Quelques temps avant la récolte, les Eve du Clos de Villers fort expérimentées adoreront enlever ces quelques feuilles qui portent ombrage aux grappes, en pratiquant ce qu’on appelle l’effeuillage de la vigne d’Adam ou de la Marguerite. L'effeuillage permet d’enlever les feuilles situées près des grappes pour permettre un ensoleillement plus intense au raisin et éviter la pourriture grise provoquée par le champignon, le Botrytis Cinerea.
Les consœurs et confrères se rapprochent en couple que l’amour, l’amitié et le respect ont formé dans les minutes précédant le travail léger ce matin. En effet, la technique d’utilisation des engrais verts nous déchargent en partie de cet entretien et tonte fastidieux bimensuel des mauvaises herbes. Et l’énergie verte retrouvée est utilisée pour la conduite et le guidage de la vigne.
Ce matin, le relevage des fils est bien utile. Déjà, une trentaine de sarments gisent tristement sur le sol, avec deux belles grappes en devenir à chaque fois…60 grappes…6 bouteilles…perdues. Heureusement, le vignoble est câblé luxueusement à deux niveaux et le palissage régulier de la vigne nous mettra à l’abri des vents et pluies battantes des prochains mois. Les grappes suspendues au pied des longs sarments seront bien accrochés à la charpente et nous pourrons pratiquer dans quelques semaines l’écartement des baguettes en éventail pour diminuer les risques de maladies cryptogamiques.

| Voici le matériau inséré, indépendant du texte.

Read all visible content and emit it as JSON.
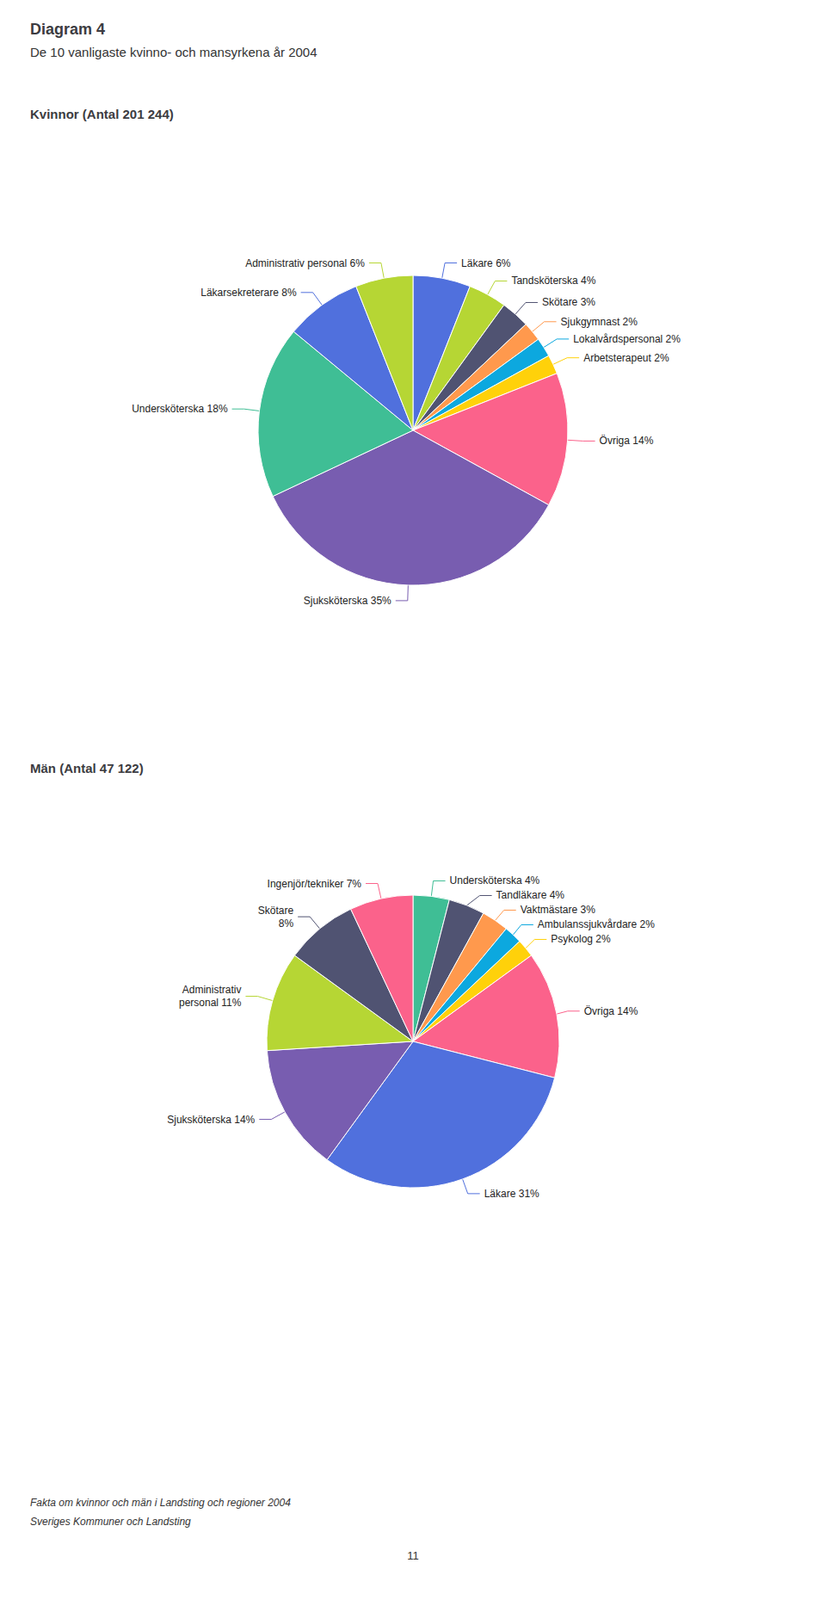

Mais voilà qu’arrive François Vercheval, le Maître de Chai du Domaine de Mellemont, vignoble brabançon wallon bien connu couvrant une superficie de 3.5 ha en deux parties à Thorembais-les Béguines dans une ancienne ferme de l’abbaye. Avec Pierre Rion et Etienne Rigo, François vinifie l’Auxerrois et le Müller-Thurgau et produit de 4 à 12000 bouteilles par an,
François vient ramener notre filtreuse à plaque et nous remercier en offrant à la Confrérie deux superbes fûts de chêne usagés pour décorer notre futur chai ou vignoble. Il n’est pas venu les mains vides…dans une son blanc 2009 bien charnu et dans l’autre son nouveau vin mousseux belge ! Il fait beau. Les vins des deux vignobles sont échangés, ouverts et consommés avec modération.